Por mais poderoso que seja, por mais prepotente que possa ser, por maior pressão que se preponha a fazer, o governo não é um poder absoluto. Nas democracias constitucionais, os governantes podem muito, mas não podem tudo, pois ninguém está acima da lei. Logo, quando que o poder reinante subjuga a legalidade vigente, é sinal de que a ganância cegou a razão. E não existe nada mais perigoso para a democracia do que a cegueira gananciosa de um poder desgovernado. Nessas situações de encruzilhada política, cabe à oposição, como instância minoritária crítica e independente, contribuir para a apuração fidedigna dos fatos que levantem dúvidas sobre a necessária lisura ética e jurídica dos atos executivos.
Pois bem. Já faz algum tempo que a corrupção deixou de ser miúda e se transformou em uma autêntica sociedade anônima, regada por desvios do dinheiro do povo. Os tentáculos dessa empresa criminosa vão se tornando, a cada dia, mais numerosos e variados, atingindo esferas públicas e privadas até então tidas por modelares. Agora, é a vez da Petrobras, um orgulho dos brasileiros, ser atingida por sérias acusações de desmando administrativo e de possível prejuízo bilionário por força de atabalhoada aquisição de usina no Texas. Diante da gravidade dos fatos, a oposição, nos exatos termos do art. 58, parágrafo 3º, da Constituição, reuniu o quórum legal de 1/3 dos membros do Senado e protocolou pedido para a instalação de comissão parlamentar de inquérito (CPI).
Diante do requerimento parlamentar investigatório, a presidência da Alta Casa legislativa conferiu as assinaturas e, verificado os requisitos legais, autorizou a abertura da CPI com vistas a bem esclarecer a nação sobre supostas irregularidades na gestão da Petrobras. No entanto, em manobra obtusa, a ilustre senadora Gleisi Hoffmann (PT-PR), ex-ministra da Casa Civil, apresentou pedido de impugnação com vistas a retardar o início dos trabalhos parlamentares. Ora, ao invés de querer impugnar a CPI, a nobre representante do partido oficial deveria estar preocupada em provar a decência e retidão dos procedimentos do governo. Além disso, o colendo Supremo Tribunal Federal possui precedentes no sentido de que a criação de CPI independe de deliberação plenária da Câmara ou do Senado, sendo despidos de legitimidade constitucional subterfúgios políticos com vistas a blindar os interesses da maioria.

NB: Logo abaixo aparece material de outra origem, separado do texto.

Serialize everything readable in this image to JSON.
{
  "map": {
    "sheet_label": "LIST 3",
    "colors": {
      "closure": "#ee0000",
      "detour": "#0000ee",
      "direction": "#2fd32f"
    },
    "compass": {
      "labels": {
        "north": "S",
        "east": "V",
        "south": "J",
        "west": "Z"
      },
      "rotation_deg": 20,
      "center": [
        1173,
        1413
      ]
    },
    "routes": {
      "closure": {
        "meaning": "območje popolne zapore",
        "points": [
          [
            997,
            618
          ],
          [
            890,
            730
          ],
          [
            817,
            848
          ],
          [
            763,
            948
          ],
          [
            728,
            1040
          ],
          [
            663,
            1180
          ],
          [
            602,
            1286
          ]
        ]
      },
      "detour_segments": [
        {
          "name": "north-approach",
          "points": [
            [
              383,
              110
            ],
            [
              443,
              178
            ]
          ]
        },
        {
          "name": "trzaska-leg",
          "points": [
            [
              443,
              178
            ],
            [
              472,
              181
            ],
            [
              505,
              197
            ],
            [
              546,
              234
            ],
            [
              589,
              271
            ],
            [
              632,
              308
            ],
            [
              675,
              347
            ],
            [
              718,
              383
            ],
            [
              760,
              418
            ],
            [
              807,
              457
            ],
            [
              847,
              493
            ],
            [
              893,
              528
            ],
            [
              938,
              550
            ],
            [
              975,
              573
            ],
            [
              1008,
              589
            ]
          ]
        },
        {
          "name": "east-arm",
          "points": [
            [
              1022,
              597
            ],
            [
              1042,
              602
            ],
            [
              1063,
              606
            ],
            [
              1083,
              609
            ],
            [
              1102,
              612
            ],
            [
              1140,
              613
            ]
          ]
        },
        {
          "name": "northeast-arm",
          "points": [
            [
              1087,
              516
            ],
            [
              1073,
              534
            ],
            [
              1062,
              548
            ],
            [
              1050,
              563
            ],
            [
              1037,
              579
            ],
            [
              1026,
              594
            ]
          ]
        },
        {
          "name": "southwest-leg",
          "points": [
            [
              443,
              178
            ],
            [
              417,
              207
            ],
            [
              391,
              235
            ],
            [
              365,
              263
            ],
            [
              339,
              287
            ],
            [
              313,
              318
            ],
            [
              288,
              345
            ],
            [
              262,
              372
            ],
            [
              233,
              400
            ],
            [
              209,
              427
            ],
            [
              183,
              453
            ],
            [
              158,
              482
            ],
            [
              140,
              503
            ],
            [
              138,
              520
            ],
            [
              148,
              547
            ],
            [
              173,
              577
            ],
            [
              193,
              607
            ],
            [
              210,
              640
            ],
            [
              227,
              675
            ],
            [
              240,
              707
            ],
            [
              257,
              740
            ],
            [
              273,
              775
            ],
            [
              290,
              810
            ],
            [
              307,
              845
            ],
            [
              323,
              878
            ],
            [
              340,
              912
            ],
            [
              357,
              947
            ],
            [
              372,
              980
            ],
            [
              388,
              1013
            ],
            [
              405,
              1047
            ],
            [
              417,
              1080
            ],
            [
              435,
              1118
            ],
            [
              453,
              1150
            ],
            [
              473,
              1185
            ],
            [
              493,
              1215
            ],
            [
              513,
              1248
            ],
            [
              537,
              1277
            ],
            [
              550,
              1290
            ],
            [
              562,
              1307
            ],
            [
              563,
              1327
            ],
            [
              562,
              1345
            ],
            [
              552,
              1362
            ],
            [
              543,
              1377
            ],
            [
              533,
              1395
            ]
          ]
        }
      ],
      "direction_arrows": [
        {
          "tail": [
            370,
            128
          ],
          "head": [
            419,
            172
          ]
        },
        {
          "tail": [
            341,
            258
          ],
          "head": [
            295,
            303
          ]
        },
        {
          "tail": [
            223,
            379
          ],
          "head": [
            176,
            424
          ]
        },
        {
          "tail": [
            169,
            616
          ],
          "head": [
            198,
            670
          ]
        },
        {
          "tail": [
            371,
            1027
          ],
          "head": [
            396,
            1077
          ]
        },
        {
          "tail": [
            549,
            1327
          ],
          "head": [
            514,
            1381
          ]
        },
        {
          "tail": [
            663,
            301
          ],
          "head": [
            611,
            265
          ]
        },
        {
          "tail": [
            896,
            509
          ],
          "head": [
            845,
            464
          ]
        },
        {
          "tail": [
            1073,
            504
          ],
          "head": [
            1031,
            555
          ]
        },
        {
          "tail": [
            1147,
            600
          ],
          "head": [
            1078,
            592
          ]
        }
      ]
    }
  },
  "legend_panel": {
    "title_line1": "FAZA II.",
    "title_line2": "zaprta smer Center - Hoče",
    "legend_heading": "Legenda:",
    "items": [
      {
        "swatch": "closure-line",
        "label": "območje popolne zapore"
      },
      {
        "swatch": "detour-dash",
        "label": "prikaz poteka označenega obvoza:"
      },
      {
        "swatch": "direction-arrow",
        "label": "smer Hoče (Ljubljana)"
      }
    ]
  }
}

Acontece que tudo faz crer que o governo quer ganhar tempo e, assim, arquitetar uma maneira de implodir com o regular e constitucional pedido de investigação parlamentar. Aliás, oportuno lembrar que a abertura de CPI é um direito soberano da oposição; trata-se de prerrogativa política da minoria com vistas a fiscalizar o funcionamento honesto da máquina pública, garantindo, assim, o plural equilíbrio das forças dialéticas da democracia. No abalizado dizer de Geraldo Ataliba, “a república faz da oposição instrumento institucional de governo”. Na verdade, não existe democracia sem oposição. Isso porque a liberdade é múltipla e não permite ser cantada em apenas uma só voz. Portanto, em um regime democrático equilibrado, a maioria garante o poder de mando, enquanto à minoria cabe o poder de controle e fiscalização.
Nesse contexto, as graves acusações que rondam a Petrobras devem ser alvo de meticulosa investigação. Aliás, um governo que diz primar pela decência não pode querer conviver com denúncias tão eloquentes. Assim sendo, seria aconselhável que a presidente Dilma recomendasse às lideranças do governo o abandono de práticas protelatórias que em nada contribuem para o justo deslinde da controvérsia. A Petrobras, seus acionistas e o povo brasileiro agradecem!
Ou será que o governo, ao invés da verdade, prefere as dúbias tintas da ocultação?